Deux options étaient envisageables:

  • améliorer la capacité de la solution de « composition » interne à générer de l’AFP mais pour un coût significatif,
  • ou utiliser la technologie existante pour « reformater » les fichiers de sortie avant qu’ils ne soient envoyés au prestataire de service

OneBeacon a donc décidé de renouveler sa confiance en Compart qui, dans un souci d’efficience, a capitalisé sur la solution existante et a installé son logiciel de reformatage des fichiers avant envoi des données à l’imprimante. Cette solution simple et efficace a permis à OneBeacon de générer des documents PDF pour l’archivage et de convertir facilement les fichiers en AFP pour l’impression. De plus le prestataire utilisant le logiciel Compart pour faire des prétraitements et ajouter des codes-barres est devenu encore plus performant.

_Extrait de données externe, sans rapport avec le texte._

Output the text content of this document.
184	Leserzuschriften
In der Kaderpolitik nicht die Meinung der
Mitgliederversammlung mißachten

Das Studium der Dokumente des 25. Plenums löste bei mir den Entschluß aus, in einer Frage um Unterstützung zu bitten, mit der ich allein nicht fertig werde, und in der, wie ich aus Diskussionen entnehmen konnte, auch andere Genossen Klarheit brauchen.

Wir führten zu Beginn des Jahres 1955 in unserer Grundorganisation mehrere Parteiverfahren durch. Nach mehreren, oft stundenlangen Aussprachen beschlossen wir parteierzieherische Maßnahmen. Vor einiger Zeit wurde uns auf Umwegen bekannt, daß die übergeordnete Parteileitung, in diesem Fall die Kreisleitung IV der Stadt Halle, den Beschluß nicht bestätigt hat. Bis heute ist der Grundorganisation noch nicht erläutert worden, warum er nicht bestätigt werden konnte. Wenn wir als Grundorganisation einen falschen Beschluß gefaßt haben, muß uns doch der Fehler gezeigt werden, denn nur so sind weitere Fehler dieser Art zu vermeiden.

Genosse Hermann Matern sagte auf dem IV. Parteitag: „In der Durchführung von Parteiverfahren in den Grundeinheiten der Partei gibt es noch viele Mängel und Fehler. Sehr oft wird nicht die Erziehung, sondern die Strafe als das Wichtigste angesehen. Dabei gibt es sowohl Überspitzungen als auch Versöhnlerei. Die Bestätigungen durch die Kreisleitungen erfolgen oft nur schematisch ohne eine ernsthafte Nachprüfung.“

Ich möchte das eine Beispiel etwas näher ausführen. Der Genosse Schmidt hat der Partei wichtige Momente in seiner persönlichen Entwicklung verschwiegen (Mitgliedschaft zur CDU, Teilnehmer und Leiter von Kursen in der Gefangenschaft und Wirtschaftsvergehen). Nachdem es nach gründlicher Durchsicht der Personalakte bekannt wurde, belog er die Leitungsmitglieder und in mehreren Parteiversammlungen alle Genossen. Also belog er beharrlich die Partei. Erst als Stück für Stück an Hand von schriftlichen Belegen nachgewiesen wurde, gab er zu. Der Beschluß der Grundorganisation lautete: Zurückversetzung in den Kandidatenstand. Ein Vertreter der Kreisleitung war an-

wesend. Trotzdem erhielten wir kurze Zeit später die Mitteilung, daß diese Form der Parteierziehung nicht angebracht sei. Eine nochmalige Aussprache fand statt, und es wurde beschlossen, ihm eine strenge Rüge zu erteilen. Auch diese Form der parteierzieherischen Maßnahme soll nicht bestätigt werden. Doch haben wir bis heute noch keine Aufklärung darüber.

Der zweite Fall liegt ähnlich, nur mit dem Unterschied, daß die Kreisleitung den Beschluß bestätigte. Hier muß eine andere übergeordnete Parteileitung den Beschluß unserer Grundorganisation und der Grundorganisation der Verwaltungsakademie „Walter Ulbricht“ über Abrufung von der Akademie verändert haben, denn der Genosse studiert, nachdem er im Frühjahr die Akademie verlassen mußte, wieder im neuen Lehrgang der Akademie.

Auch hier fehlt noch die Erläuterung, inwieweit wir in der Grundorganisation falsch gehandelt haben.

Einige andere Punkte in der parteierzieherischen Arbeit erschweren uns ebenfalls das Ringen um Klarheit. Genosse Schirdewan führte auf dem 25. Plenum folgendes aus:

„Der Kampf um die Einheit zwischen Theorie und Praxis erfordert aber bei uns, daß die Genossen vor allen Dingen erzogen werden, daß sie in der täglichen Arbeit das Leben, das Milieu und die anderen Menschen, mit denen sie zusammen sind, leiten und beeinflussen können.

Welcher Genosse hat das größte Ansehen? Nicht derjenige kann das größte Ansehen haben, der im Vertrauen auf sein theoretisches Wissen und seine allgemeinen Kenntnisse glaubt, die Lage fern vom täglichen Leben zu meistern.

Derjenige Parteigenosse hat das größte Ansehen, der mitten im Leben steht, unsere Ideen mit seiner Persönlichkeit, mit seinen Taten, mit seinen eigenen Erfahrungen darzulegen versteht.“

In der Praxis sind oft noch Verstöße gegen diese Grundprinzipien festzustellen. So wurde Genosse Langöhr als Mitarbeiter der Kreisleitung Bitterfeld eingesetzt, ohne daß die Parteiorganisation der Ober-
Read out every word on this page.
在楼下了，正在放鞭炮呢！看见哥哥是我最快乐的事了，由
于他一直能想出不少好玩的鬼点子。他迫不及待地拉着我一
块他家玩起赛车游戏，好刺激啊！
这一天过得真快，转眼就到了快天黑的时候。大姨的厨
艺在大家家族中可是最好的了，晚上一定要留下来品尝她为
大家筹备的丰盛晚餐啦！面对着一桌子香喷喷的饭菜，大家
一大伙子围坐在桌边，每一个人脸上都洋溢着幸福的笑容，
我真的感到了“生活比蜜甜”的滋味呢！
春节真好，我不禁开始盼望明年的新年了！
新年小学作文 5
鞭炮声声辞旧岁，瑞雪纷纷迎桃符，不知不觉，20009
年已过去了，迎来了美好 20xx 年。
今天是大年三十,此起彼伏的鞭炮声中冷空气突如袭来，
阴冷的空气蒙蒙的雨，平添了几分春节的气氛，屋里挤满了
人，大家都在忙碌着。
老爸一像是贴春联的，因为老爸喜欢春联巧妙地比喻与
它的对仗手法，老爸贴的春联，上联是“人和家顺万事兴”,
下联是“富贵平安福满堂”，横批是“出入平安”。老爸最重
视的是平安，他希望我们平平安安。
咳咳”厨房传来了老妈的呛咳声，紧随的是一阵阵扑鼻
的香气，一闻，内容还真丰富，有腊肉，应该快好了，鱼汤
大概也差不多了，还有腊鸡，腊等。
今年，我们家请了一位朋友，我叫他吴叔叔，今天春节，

Pour Barry Dillon « la technologie va forcément évoluer et il nous faudra répondre à de nouveaux besoins. La mobilité est un exemple et les documents doivent aujourd’hui être accessibles quel que soit le support de lecture : téléphones mobiles, tablettes, ordinateurs ou papier. » En d’autres termes nous reprendrons un vieil adage qui dit que « la seule chose constante c’est le changement » !

Ainsi de nouvelles fonctionnalités comme la capacité à générer des métadonnées XMP pour les documents PDF, différents formats d’images, l’automatisation de la composition de documents en HTML5 et en PDF/UA (formats requis pour la consultation Web et les périphériques mobiles… ont été ajoutées.